Article 12 Work in the U.S.S.R. is a duty and a matter of honour for every able-bodied citizen, in accordance with the principle: "He who does not work, neither shall he eat." The principle applied in the U.S.S.R. is that of socialism: "From each according to his ability, to each according to his work."

The 1977 Soviet Constitution contained it as follows:

Article 14

(1) The source of the growth of social wealth and of the well-being of the people, and of each individual, is the labor, free from exploitation, of Soviet people.
(2) The state exercises control over the measure of labor and of consumption in accordance with the principle of socialism: "From each according to his ability, to each according to his work". It fixes the rate of taxation on taxable income.
(3) Socially useful work and its results determine a person's status in society. By combining material and moral incentives and encouraging innovation and a creative attitude to work, the state helps transform labor into the prime vital need of every Soviet citizen.

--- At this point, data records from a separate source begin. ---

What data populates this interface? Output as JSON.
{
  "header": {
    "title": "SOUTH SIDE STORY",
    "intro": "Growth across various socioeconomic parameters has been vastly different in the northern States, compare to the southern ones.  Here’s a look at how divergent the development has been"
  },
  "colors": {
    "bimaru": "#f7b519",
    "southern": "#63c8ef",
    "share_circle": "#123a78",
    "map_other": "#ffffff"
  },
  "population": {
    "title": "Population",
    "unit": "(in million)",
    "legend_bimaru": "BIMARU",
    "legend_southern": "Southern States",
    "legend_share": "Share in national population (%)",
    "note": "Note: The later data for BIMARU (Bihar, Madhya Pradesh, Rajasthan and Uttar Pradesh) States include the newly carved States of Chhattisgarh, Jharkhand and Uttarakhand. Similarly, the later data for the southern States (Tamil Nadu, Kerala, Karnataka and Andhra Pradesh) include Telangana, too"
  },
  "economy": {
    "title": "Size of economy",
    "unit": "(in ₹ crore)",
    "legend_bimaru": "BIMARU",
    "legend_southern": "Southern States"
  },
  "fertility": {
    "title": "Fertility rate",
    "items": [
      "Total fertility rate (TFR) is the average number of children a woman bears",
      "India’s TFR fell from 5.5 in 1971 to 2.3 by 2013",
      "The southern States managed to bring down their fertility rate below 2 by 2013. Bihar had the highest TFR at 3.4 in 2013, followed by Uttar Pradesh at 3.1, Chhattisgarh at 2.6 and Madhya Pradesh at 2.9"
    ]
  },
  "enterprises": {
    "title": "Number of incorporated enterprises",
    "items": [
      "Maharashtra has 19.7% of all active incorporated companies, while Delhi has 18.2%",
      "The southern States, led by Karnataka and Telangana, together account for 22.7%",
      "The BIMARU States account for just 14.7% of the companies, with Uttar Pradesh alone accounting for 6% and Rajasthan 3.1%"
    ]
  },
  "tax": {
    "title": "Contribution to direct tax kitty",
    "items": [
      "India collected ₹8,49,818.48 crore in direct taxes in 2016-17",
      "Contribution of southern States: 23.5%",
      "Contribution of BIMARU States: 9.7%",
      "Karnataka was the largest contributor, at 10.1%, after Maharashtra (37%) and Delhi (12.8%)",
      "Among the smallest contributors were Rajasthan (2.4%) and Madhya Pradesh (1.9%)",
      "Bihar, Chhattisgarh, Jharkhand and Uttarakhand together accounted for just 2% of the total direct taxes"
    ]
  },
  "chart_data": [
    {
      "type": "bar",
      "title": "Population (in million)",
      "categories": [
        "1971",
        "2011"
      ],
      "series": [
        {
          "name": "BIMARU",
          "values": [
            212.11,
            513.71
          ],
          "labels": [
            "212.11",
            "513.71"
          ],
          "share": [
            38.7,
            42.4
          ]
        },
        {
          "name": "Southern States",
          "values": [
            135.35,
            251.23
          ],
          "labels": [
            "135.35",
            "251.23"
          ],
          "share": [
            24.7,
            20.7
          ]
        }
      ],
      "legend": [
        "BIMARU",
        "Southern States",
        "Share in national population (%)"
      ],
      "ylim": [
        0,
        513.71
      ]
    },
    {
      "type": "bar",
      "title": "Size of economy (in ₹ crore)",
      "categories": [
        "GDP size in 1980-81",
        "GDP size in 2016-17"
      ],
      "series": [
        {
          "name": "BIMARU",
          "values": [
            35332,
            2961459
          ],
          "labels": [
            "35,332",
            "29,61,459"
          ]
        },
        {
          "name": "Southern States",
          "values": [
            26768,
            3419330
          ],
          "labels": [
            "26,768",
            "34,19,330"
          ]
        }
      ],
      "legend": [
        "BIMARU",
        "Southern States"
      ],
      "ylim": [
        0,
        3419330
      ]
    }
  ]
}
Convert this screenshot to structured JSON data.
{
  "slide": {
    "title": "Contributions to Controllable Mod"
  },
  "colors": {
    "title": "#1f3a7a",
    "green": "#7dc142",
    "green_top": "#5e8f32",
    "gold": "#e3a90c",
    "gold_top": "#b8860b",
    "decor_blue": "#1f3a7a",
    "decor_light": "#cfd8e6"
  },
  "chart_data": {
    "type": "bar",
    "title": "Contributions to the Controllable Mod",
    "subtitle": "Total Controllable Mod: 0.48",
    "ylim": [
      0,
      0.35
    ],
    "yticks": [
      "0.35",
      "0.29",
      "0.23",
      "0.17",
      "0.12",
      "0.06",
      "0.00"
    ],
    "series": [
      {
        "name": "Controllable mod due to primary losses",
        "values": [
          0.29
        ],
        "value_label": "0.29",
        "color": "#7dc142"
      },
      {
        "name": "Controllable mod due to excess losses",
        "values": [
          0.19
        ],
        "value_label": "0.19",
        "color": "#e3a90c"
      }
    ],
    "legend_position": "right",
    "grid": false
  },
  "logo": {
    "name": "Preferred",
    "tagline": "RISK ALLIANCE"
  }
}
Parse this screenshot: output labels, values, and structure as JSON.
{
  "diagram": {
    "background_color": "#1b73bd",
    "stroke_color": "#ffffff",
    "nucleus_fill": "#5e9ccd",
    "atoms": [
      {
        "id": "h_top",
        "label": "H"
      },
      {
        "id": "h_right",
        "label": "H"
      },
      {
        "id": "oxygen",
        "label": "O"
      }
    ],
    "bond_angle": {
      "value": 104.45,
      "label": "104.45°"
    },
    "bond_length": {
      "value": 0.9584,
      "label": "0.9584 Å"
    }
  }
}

Norman Rockwell, the talented American artist, painted four pictures in 1943 titled Freedom From Fear, Freedom From Want, Freedom of Speech, and Freedom of Worship. The painting Freedom of Worship contained the logo "EACH ACCORDING TO THE DICTATES OF HIS OWN CONSCIENCE. The phrase "according to the dictates of his own concience" has a colorful history itself (see, eg. http://www2.pitnet.net/primarysources/bayle.html), but Rockwell juxtiposed it into public consciousness against the thrust of non-American social propaganda during the second world war.


"People try to make you live by the rule,

from each according to one's ability, to each according to one's academic credential and occupational license"...

"But no system of social engineering has ever been perfect..."

from The Campus Radical's Commentary 1995.


Date: Fri, 27 Jul 2001 13:24:10 -0400
From: James Jones 
To: [email protected]
Subject: "...To Each According To His Needs"

I just ran across your webpage http://dhm.best.vwh.net/each.html and
thought I'd offer the original variant of the slogan "From Each According To
His Abilities, To Each According To His Needs" in answer to your request at
the top of the page.
It originated in the Bible.
"Neither was there any among them that lacked: for those who were possessors
of lands or houses sold them, and brought the prices of the things that were
sold, And laid them down at the apostles' feet: and distribution was made
unto every man according as he had need." Acts 4:34-35

It's always disturbed me how Marx is so demonized, when much of his work is
paraphrasing of Christ. The power of propaganda.
I really like your website, the Supreme Court parody page is great.